Bush outlines first US steps against bird flu

The president, citing the potential for an outbreak of avian flu, called for a $7 billion preparedness strategy.

The likelihood remains remote of an outbreak in the United States of what health workers say is the most dangerous strain of avian flu. But the White House - perhaps mindful of the fumbled federal response to hurricane Katrina - has decided that it's time to rally the nation behind pandemic flu preparedness.

Thus President Bush on Tuesday outlined a $7.1 billion strategy that would stockpile vaccines and antiviral drugs and urge preparation of US emergency plans to respond to any future avian flu outbreak.

That's all well and good, say some experts. The US may need to increase its internal capacity to deal with such a threat. But other nations, they add, need to develop flu defenses, too - and in this case the US might be able to help itself by helping others. Public health aid for countries such as Vietnam or Thailand, where experts say a pandemic would be most likely to start, could establish a perimeter defense against flu reaching the US.

Mr. Bush's strategy "is largely focused on creating capacity and resources within the US to deal with the risk of flu pandemic," says Brook Baker, a law professor and an expert on access to healthcare at Northeastern University School of Law in Boston. "It would do far less to develop capacity in other countries, especially countries where the flu is likely to originate."

Outlining his plan in a speech at the National Institutes of Health in Bethesda, Md., Bush said that no one knows when or where a pandemic of avian flu might strike.

At present, the kind of avian flu said to be the most deadly, the H5N1 strain, has affected humans only in extremely rare cases. All diagnosed cases have occurred in Southeast Asia. The strain, researchers say, would have to mutate significantly to become a serious danger to humans.
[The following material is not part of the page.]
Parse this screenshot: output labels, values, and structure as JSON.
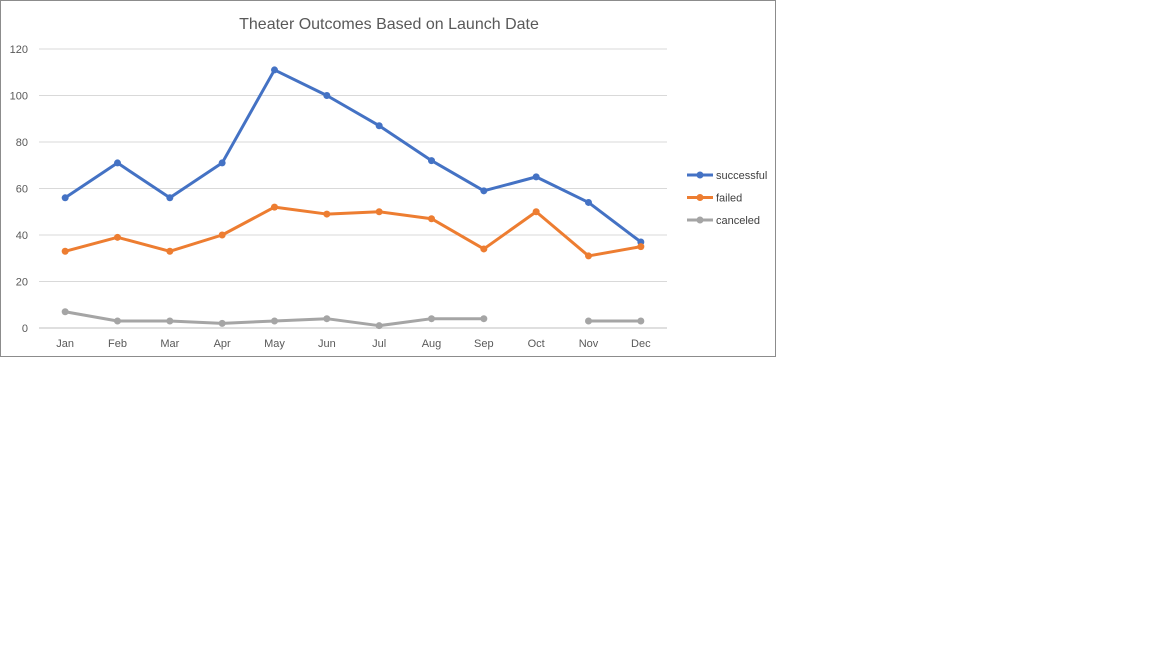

Yet it is right to be concerned, said Bush, given the scale of the potential danger. The 1918 flu pandemic affected one-third of the US population.

"At this moment there is no pandemic influenza in the United States or the world, but if history is our guide there's reason to be concerned," said Bush.

The White House plan would allot $2.8 billion to speed the development of new vaccines. A further $2.2 billion would pay for stockpiles of the vaccine against the current strain of bird flu and for antiviral drugs that health workers hope would alleviate flu symptoms.

A $583 million subsidy would pay for state and local governments to prepare emergency plans to respond in the event of an outbreak. Some $251 million would help fund a new international partnership on avian and pandemic influenza. This partnership would help other nations train personnel and improve surveillance and testing.

What the plan does not do is fund medicine for international use. Such drugs are expensive, as the billions earmarked for a possible US supply show.

Some public health organizations lauded Bush for taking the avian flu threat seriously, but said that state and local organizations deserve more funding.

Given the flu's limited impact to date, Bush's flu plan might be seen as alarmist, according to Dr. Marc Siegel, an associate professor at the New York University School of Medicine. "The potential widespread effects of an eventual pandemic are worthy of preparation, not panic," writes Dr. Siegel in a statement on the Bush plan.